Pour into loaf pans and bake!


End result: yummy goodness.

Actual recipe:
3 cups flour
1 tsp salt
1 tsp baking soda
1 tsp baking powder
2 tsp ground ginger
1 tsp ground cinnamon
1 tsp ground nutmeg
1/8 cup ground flax seed
3 eggs
1 cup olive oil
2 1/4 cup sugar (could probably be partially replaced by apple sauce)
3 tsp vanilla extract
2 cups yellow squash
1 cup chopped pecans
1/2 cup raisins (optional)
A few pats of butter

1. Grease with butter and flour two 8″x4″ loaf pans. Preheat oven to 325 degrees.
2. Sift flour, salt, baking soda, baking powder, ginger, cinnamon, and nutmeg into a medium bowl. Mix in flax seed.
3. In a large bowl, beat eggs, olive oil, and sugar. Mix in flour mixture until combined. Stir in yellow squash and pecans. Pour into pans.
4. Bake 40-60 minutes, or until toothpick comes out clean. Cool in pans for 15 minutes and transfer to cooling racks. Eat slightly warmed with butter or completely cooled.

Morning Glory Muffins

This weekend I was craving some morning glory muffins that my mom made for us growing up. I never have made them myself before and looked online for some recipes that would fill my craving. Most of them had various ingredients in them that did not agree with me, so I took a recipe and tweaked it a bit. The original recipe can be found here:

I made the batch into mini muffins and took some to the neighbors and lets just say the whole batch of mini muffins (approximately 56 of them) all got eaten by the neighbors and I in less than 24 hours.

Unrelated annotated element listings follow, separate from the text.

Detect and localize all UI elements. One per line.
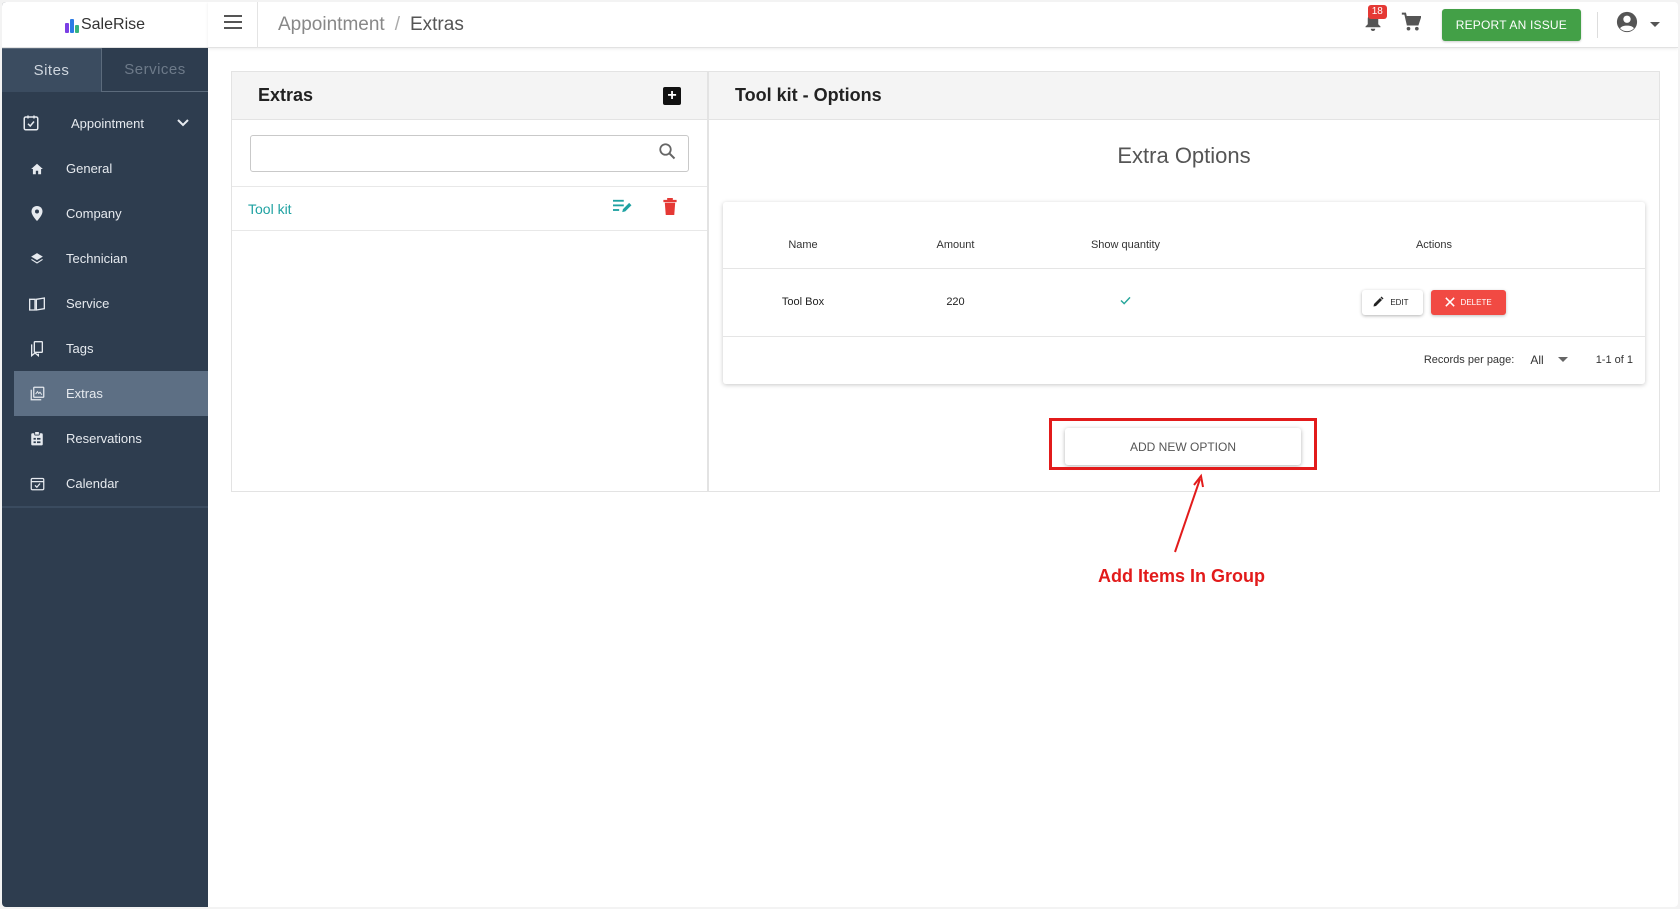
book-icon <box>28 295 46 313</box>
breadcrumb-item[interactable]: Appointment <box>278 14 385 36</box>
table-pagination: Records per page: All 1-1 of 1 <box>723 337 1645 383</box>
annotation-arrow-icon <box>1174 473 1204 553</box>
close-icon <box>1444 297 1455 307</box>
extra-name-link[interactable]: Tool kit <box>248 201 292 217</box>
sidebar-nav: Appointment General Company Technician S… <box>2 100 208 506</box>
cell-name: Tool Box <box>723 268 883 337</box>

Here’s my “tweaked” recipe:

2 cups organic all purpose flour
1 1/4 cups white sugar
2 tsp baking soda
2 tsp cinnamon
1/4 tsp salt
2 cups shredded carrots
1/2 cup raisins
1/2 cup chopped pecans
1/2 cup shredded zucchini
2 small organic apples; shredded
3 eggs
1 cup olive oil
2 tsp vanilla


1. Preheat oven to 350 degrees Fahrenheit. Grease muffin pan or insert liners into pan.

2. In a large bowl, mix together flour, sugar, baking soda, cinnamon, and salt. Stir in the carrot, raisins, zucchini, apple, and pecans.

3. In a separate bowl, beat together eggs, oil, and vanilla. Stir egg mixture into the carrot/flour mixture until moistened. Scoop batter into prepared muffin cups.

4. Bake in preheated oven for 20 minutes, until a toothpick inserted into the middle of a muffin comes out clean.

Now for mini muffins, it only took about 15 minutes to bake at the same temperature of 350 degrees. If you are a intermediate baker, you will be able to tell when they are ready by them having all the same color. If they are a different color in the middle than the outside, the muffins aren’t done and need a few more minutes.
Also if making mini muffins, make sure the shredded ingredients are also chopped a bit finer so each muffin receives all the ingredients for a uniform wondrous taste.

Makes approximately 4 1/2 dozen mini muffins. So yummy!